Real Estate Investing for Retirees Response to Forbe s Article
Post on: 14 Июнь, 2015 No Comment
I published a lengthy comment on Forbes today in response to an article by Dennis Miller titled Is Real Estate Ever A Wise Investment For Retirees? . You can read Dennis piece here .
I thought his comments were quite interesting although I did not entirely agree with a few of his points. Heres what I wrote in response:
Hi Dennis,
Great article but I have to say I take issue with a few points you made.
1. For many years, you could buy good-quality property, as much as you could afford, and you were almost guaranteed to make money. That ended in 2008.
My own experience, and the experience of other real estate investors I know suggests that there are always opportunities to invest regardless of what the broader market is doing or has done. Real estate is highly local. There are almost always areas poised for growth across the country, or perhaps in another country (Canada for example) that provide investors with lots of potential for profit.
A lot of people lost money in 2008 because they were simply buying and hoping for appreciation. Buying and hoping is speculation in my books, not investing. And appreciation is only one way to make money in real estate. If thats your only play, youre at the mercy of the markets, especially if you havent chosen a market after doing research to find an area that has solid economic fundamentals.
2. Age: Given that this article is addressed towards retirees, let’s address the age issue. If you’re close to retirement, let’s say in your late fifties, or have recently retired and are in the 60-65 year old range, real estate could potentially still be a fit for you. If you’re planning on living into your 80’s, perhaps beyond, you could still buy property now and experience increasing monthly income for the rest of your life in the form of cash flow from the monthly rents you collect.
If you have significant capital to invest with you could potentially buy property that provides positive cash flow (read: income) to you on a monthly basis. In the right area you can buy property with a conventional mortgage and receive cash flow as soon as you rent the property. Or you may choose to put up a larger than normal down payment to improve the amount of money returned to you each month in the form of cash flow.
3. Effort: If you use a top notch property management firm the amount of work you need to do is relegated to paperwork and making decisions on large improvements to the property. No need to answer phone calls at 3:00 AM. If you buy right, the cash flow from the property covers the costs of the property management company and still provides you will monthly income.
4. “But we’re looking for real-estate investments that are professionally managed and liquid.”

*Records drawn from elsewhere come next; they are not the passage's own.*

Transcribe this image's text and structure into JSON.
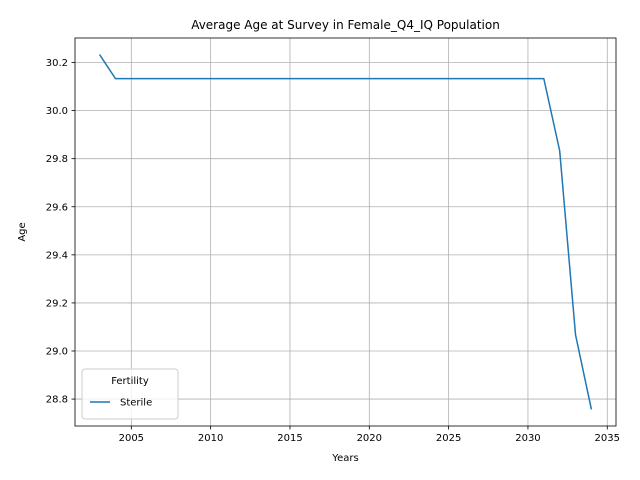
{
  "chart_data": {
    "type": "line",
    "title": "Average Age at Survey in Female_Q4_IQ Population",
    "xlabel": "Years",
    "ylabel": "Age",
    "xlim": [
      2001.45,
      2035.55
    ],
    "ylim": [
      28.688,
      30.302
    ],
    "xticks": [
      2005,
      2010,
      2015,
      2020,
      2025,
      2030,
      2035
    ],
    "yticks": [
      28.8,
      29.0,
      29.2,
      29.4,
      29.6,
      29.8,
      30.0,
      30.2
    ],
    "xtick_labels": [
      "2005",
      "2010",
      "2015",
      "2020",
      "2025",
      "2030",
      "2035"
    ],
    "ytick_labels": [
      "28.8",
      "29.0",
      "29.2",
      "29.4",
      "29.6",
      "29.8",
      "30.0",
      "30.2"
    ],
    "grid": true,
    "legend": {
      "title": "Fertility",
      "placement": "lower-left"
    },
    "series": [
      {
        "name": "Sterile",
        "color": "#1f77b4",
        "x": [
          2003,
          2004,
          2005,
          2006,
          2007,
          2008,
          2009,
          2010,
          2011,
          2012,
          2013,
          2014,
          2015,
          2016,
          2017,
          2018,
          2019,
          2020,
          2021,
          2022,
          2023,
          2024,
          2025,
          2026,
          2027,
          2028,
          2029,
          2030,
          2031,
          2032,
          2033,
          2034
        ],
        "y": [
          30.233,
          30.133,
          30.133,
          30.133,
          30.133,
          30.133,
          30.133,
          30.133,
          30.133,
          30.133,
          30.133,
          30.133,
          30.133,
          30.133,
          30.133,
          30.133,
          30.133,
          30.133,
          30.133,
          30.133,
          30.133,
          30.133,
          30.133,
          30.133,
          30.133,
          30.133,
          30.133,
          30.133,
          30.133,
          29.833,
          29.067,
          28.757
        ]
      }
    ]
  }
}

Not knowing exactly what the liquid investment is that you mentioned you recently added to your portfolio, I can only speculate here. Traditional forms of real estate are not liquid compared to equities. Everyone knows that. I suspect that if you’ve found a liquid form of real estate as you say, that it’s some form of REIT or fund that in turn invests in property. If that’s the case, I wouldn’t consider that a real estate investment but another form of investing in equities which means you take on all the risks associated with investing in the stock market and achieve few of the benefits of investing in real property.
5. Capital gains: while you don’t say this directly, you imply that the only way to make money in real estate is via capital gains. If an investor is in their 60’s and 70’s and beyond, then I agree that relying only on capital gains would make real estate potentially less attractive.
If on the other hand you consider that there are many additional ways to make money in real estate, the picture brightens for investors of all ages.
You fail to mention other benefits such as:
- Monthly Rental Income
- Equity: buy undervalued property or negotiate a good price and you can have equity on day one in addition to your down payment.
- Appreciation (AK: my mistake he did mention appreciation!)
- Leverage: using a mortgage (the bank’s money) means you can buy far more property than you could if you were to invest your own capital in securities.
- Tax advantages
- Mortgage pay down: your tenants pay off your mortgage for you and aside from the down payment essentially pay for the asset you own and control.
- Refinance / Re-Invest one property can become many over time (perhaps more relevant for younger investors.)
I still enjoyed the article! I find that too often capital gains is the only focus and believe that even investors who are past retirement age can benefit from real estate if purchased properly, following a proven system that relies on solid research and economic fundamentals.